Golden Umami Mushroom & Caramelized Onion Savory Baked Oats with Crispy Sage
Ditch the sweet and embrace the savory with this incredibly flavorful baked oats recipe! We're transforming humble oats into a gourmet experience, brimming with rich umami from sautéed mushrooms and sweet caramelized onions. Topped with fragrant crispy sage, this dish offers a comforting yet sophisticated start to any day, proving oats can be a star beyond breakfast cereals.
Ingredients
- 1 tbsp olive oil (for onions)
- 1 large yellow onion, thinly sliced
- 8 oz cremini mushrooms, thinly sliced
- 2 cloves garlic, minced
- 1 tsp fresh thyme leaves
- 1 cup rolled oats (not instant)
- 2 cups vegetable broth (low sodium)
- 1/2 cup milk (dairy or unsweetened non-dairy)

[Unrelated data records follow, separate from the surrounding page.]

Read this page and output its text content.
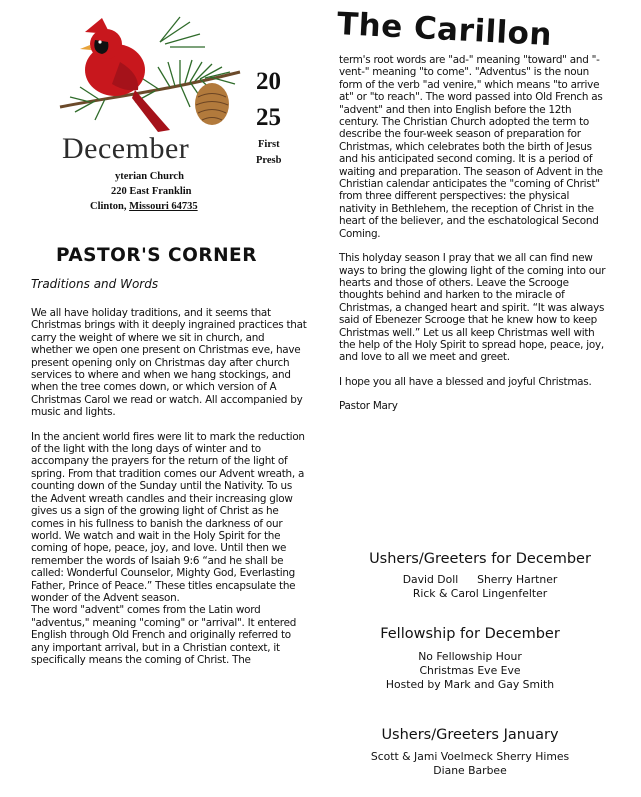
December
20
25
First
Presb
yterian Church
220 East Franklin
Clinton, Missouri 64735
The Carillon
PASTOR'S CORNER
Traditions and Words

We all have holiday traditions, and it seems that Christmas brings with it deeply ingrained practices that carry the weight of where we sit in church, and whether we open one present on Christmas eve, have present opening only on Christmas day after church services to where and when we hang stockings, and when the tree comes down, or which version of A Christmas Carol we read or watch. All accompanied by music and lights.

In the ancient world fires were lit to mark the reduction of the light with the long days of winter and to accompany the prayers for the return of the light of spring. From that tradition comes our Advent wreath, a counting down of the Sunday until the Nativity. To us the Advent wreath candles and their increasing glow gives us a sign of the growing light of Christ as he comes in his fullness to banish the darkness of our world. We watch and wait in the Holy Spirit for the coming of hope, peace, joy, and love. Until then we remember the words of Isaiah 9:6 “and he shall be called: Wonderful Counselor, Mighty God, Everlasting Father, Prince of Peace.” These titles encapsulate the wonder of the Advent season.

The word "advent" comes from the Latin word "adventus," meaning "coming" or "arrival". It entered English through Old French and originally referred to any important arrival, but in a Christian context, it specifically means the coming of Christ. The

term's root words are "ad-" meaning "toward" and "-vent-" meaning "to come". "Adventus" is the noun form of the verb "ad venire," which means "to arrive at" or "to reach". The word passed into Old French as "advent" and then into English before the 12th century. The Christian Church adopted the term to describe the four-week season of preparation for Christmas, which celebrates both the birth of Jesus and his anticipated second coming. It is a period of waiting and preparation. The season of Advent in the Christian calendar anticipates the "coming of Christ" from three different perspectives: the physical nativity in Bethlehem, the reception of Christ in the heart of the believer, and the eschatological Second Coming.

This holyday season I pray that we all can find new ways to bring the glowing light of the coming into our hearts and those of others. Leave the Scrooge thoughts behind and harken to the miracle of Christmas, a changed heart and spirit. “It was always said of Ebenezer Scrooge that he knew how to keep Christmas well.” Let us all keep Christmas well with the help of the Holy Spirit to spread hope, peace, joy, and love to all we meet and greet.

I hope you all have a blessed and joyful Christmas.

Pastor Mary

Ushers/Greeters for December
David Doll Sherry Hartner
Rick & Carol Lingenfelter
Fellowship for December
No Fellowship Hour
Christmas Eve Eve
Hosted by Mark and Gay Smith
Ushers/Greeters January
Scott & Jami Voelmeck Sherry Himes
Diane Barbee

- 1/4 cup grated Parmesan cheese (optional, or nutritional yeast for dairy-free)
- Salt and freshly ground black pepper to taste
- For the Crispy Sage:
- 1 tbsp olive oil
- 8-10 fresh sage leaves
Instructions
- **Caramelize Onions:** Heat 1 tbsp olive oil in a large oven-safe skillet over medium-low heat. Add sliced onion and cook slowly, stirring occasionally, for 15-20 minutes until deeply golden brown and caramelized. Remove onions from skillet and set aside.
- **Sauté Mushrooms & Garlic:** Increase heat to medium. Add sliced mushrooms to the same skillet and cook, stirring occasionally, until softened and browned, about 5-7 minutes. Add minced garlic and fresh thyme, cooking for another minute until fragrant.
- **Combine Ingredients:** Return caramelized onions to the skillet. Stir in rolled oats, vegetable broth, milk, Parmesan cheese (if using), salt, and pepper. Bring the mixture to a gentle simmer.
- **Bake:** Transfer the skillet to a preheated oven at 375°F (190°C). Bake for 20-25 minutes, or until the oats are cooked through and most of the liquid has been absorbed, and the top is lightly golden.
- **Prepare Crispy Sage:** While oats are baking, heat 1 tbsp olive oil in a small pan over medium heat. Add fresh sage leaves and fry for 1-2 minutes until crispy and fragrant. Remove with a slotted spoon and place on a paper towel-lined plate to drain.
- **Serve:** Divide the baked oats into bowls. Top each serving with the crispy sage leaves.
- **Optional Garnish:** A sprinkle of extra Parmesan or a drizzle of truffle oil can enhance the umami.
- Enjoy your comforting and flavorful savory baked oats warm!
Chef's Note
For an extra layer of umami, try adding a splash of dry white wine or balsamic vinegar to the mushrooms while they sauté. Don't rush the caramelization of the onions – that slow, low heat develops incredible sweetness and depth of flavor!
Make-Ahead Tips
Leftovers can be stored in an airtight container in the refrigerator for up to 3 days. Reheat gently on the stovetop with a splash of broth or milk to loosen, or in the microwave.
Substitutions
Mushrooms: Any variety works! Shiitake or oyster mushrooms would add even more umami. Milk: Cream or half-and-half for extra richness, or water for a lighter option. Cheese: Goat cheese or a sharp cheddar would also be delicious, or nutritional yeast for a dairy-free option. Herbs: Rosemary or marjoram can be used instead of thyme.